You don’t need more friends. You need a few of the right ones.
June 24, 2026 · 6 min read
Somewhere along the way, “friend” became a number. A follower count, a connection total, the little tally next to your name. We started talking about networking and reach and audience, and the quiet, unglamorous thing the word used to mean — a person who actually knows you — got buried under all of it.
The anthropologist Robin Dunbar spent years on this, and his findings are weirdly comforting. He suggests we can only really maintain around 150 stable relationships at once, and inside that the numbers shrink fast: roughly 50 you’d call friends, about 15 you’d turn to in a rough patch, and a core of maybe five — the people who’d actually notice if you went quiet for a week. Those circles aren’t a failure to scale. They’re the shape of how humans bond.
The difference isn’t affection, it’s investment
An acquaintance is someone you have pleasant, low-stakes contact with. A close friend is someone you’ve put time into, again and again, often when it was inconvenient. That’s really the whole difference — not how much you like each other, but how much regular, sometimes boring attention you’ve traded. You can like a hundred people. You can only do that with a handful.
This trips people up constantly, especially online. It’s easy to feel socially full — notifications all day, hundreds of “friends” — and still feel like nobody actually knows what’s going on with you. Broad, shallow contact and deep, narrow contact scratch completely different itches, and only one of them keeps you from feeling alone.

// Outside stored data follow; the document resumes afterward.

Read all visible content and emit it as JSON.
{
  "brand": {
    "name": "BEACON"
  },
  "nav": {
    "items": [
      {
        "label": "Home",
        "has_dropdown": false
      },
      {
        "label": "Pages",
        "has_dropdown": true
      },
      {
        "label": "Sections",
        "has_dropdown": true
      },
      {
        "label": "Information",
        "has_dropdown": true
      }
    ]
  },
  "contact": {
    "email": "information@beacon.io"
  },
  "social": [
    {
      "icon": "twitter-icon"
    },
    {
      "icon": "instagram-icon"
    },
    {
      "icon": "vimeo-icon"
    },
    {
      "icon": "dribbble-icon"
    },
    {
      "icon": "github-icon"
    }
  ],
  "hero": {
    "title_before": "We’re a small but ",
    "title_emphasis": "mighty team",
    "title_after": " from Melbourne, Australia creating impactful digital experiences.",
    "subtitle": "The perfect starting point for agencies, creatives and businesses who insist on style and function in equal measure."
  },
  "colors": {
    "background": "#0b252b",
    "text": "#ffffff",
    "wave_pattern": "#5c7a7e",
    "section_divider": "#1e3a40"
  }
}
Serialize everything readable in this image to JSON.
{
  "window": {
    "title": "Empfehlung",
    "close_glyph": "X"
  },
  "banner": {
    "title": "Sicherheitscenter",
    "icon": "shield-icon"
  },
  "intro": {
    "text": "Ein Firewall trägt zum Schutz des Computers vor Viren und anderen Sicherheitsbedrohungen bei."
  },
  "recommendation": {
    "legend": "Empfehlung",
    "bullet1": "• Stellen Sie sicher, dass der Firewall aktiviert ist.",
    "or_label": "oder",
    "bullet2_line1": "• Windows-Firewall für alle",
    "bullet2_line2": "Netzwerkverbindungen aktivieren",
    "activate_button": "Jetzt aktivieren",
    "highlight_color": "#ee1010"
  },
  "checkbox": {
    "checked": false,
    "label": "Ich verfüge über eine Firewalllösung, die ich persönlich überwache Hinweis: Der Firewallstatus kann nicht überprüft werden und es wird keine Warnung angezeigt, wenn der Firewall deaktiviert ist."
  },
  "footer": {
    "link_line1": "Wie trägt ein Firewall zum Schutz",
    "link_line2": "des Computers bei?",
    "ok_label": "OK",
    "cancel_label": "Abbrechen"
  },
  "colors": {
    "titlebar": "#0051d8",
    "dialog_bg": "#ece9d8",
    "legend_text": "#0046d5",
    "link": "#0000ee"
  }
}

Why a small circle is a feature, not a limit
When you accept that closeness only fits a few people, something relaxing happens. You stop trying to keep up with everyone and start actually keeping up with someone. You let the acquaintances be acquaintances — no guilt, no pressure to promote every nice person to best friend — and pour your limited attention into the few relationships that pay it back.
It’s part of why we capped Spiryted at a small circle on purpose instead of letting it grow into another follower count. Not because more wasn’t technically possible, but because closeness has a natural size, and pretending otherwise is how you end up with a thousand connections and no one to call. A few of the right people, checked in with often, beats a crowd every time.